In their book Farmscape, authors and landscape architects Phoebe Lickwar and Roxi Thoren explore the many benefits of places such as Los Poblanos-regionally supported working farms committed to organic and regenerative growing practices that are also “sites of beauty, community, ecological conservation, remediation, and pleasure” (Lickwar and Thoren, Intro). Such farms provide critical habitat for pollinators and wildlife, act as carbon sinks and soil regenerators, and provide increased food security and resilience for the local and global community by growing food crops and saving the seeds of diverse and often culturally relevant plants. People with the knowledge of building healthy soils, growing food, and caring for land and plant communities are incredibly valuable resources in any community.
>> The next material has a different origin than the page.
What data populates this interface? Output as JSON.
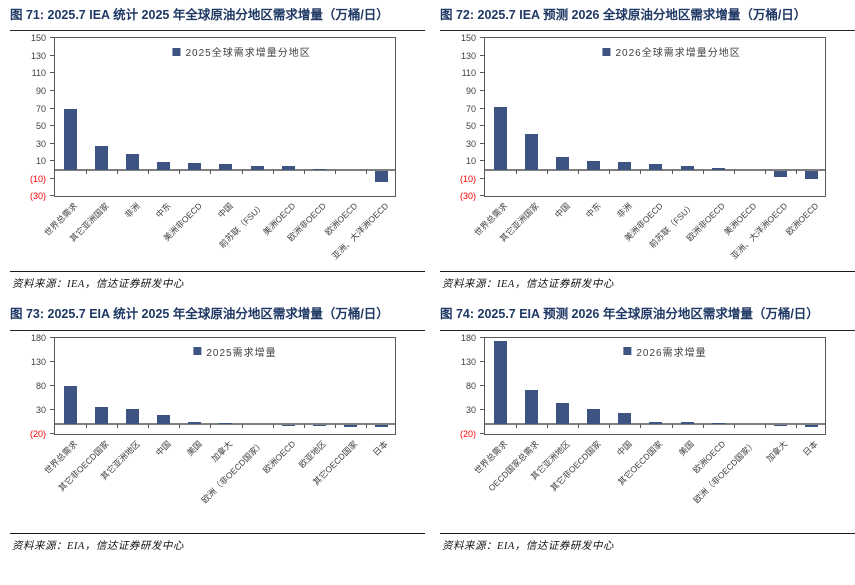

Diversifying our food crops is vitally important because at present 50% of the world's calories come from only 3 plants: rice, maize, and wheat, none of which are particularly drought or heat tolerant. Relying on such monocrops leaves the global food supply incredibly vulnerable, especially when factoring in a growing global population living in ever expanding cities. Global warming exasperates this issue as well, as large areas of the global south may become unlivable and unsuitable for food production due to increased temperatures, drought, and unstable weather patterns. Little farms like Los Poblanos then become islands of sanctuary and sustenance, genetic protection for future redistribution of biodiversity if the world sees its folly in time and awakens from the mad dream of global predatory capitalism that is fracturing our world at present and driving us towards extinction.
Conclusion
. Toby Hemenway , the author of Gaiia’s Garden, and avid horticulturist has long declared that it is small scale horticulture- and not large-scale chemical industrial agriculture- that will feed the world’s population in a changing world. By horticulture Hemenway means all kinds of people growing all kinds of food in all kinds of places- from little regional farms like Los Poblanos, to people growing salad greens and dwarf lemons on their urban decks, to the re-claiming of bluegrass lawns for food forests in the suburbs- we need alot more people growing alot more food in alot more places, and fast! Lickwar and Thoren would agree, and they challenge landscape architects to be a part of the solution: how do we design a cultural paradigm shift that “reconnects our culture to our agriculture” (Lickwar and Thoren, Intro) in ways that also regenerates ecosystems? Los Poblanos Historic Inn and Organic Farm is the posterchild for such a worthy endeavor.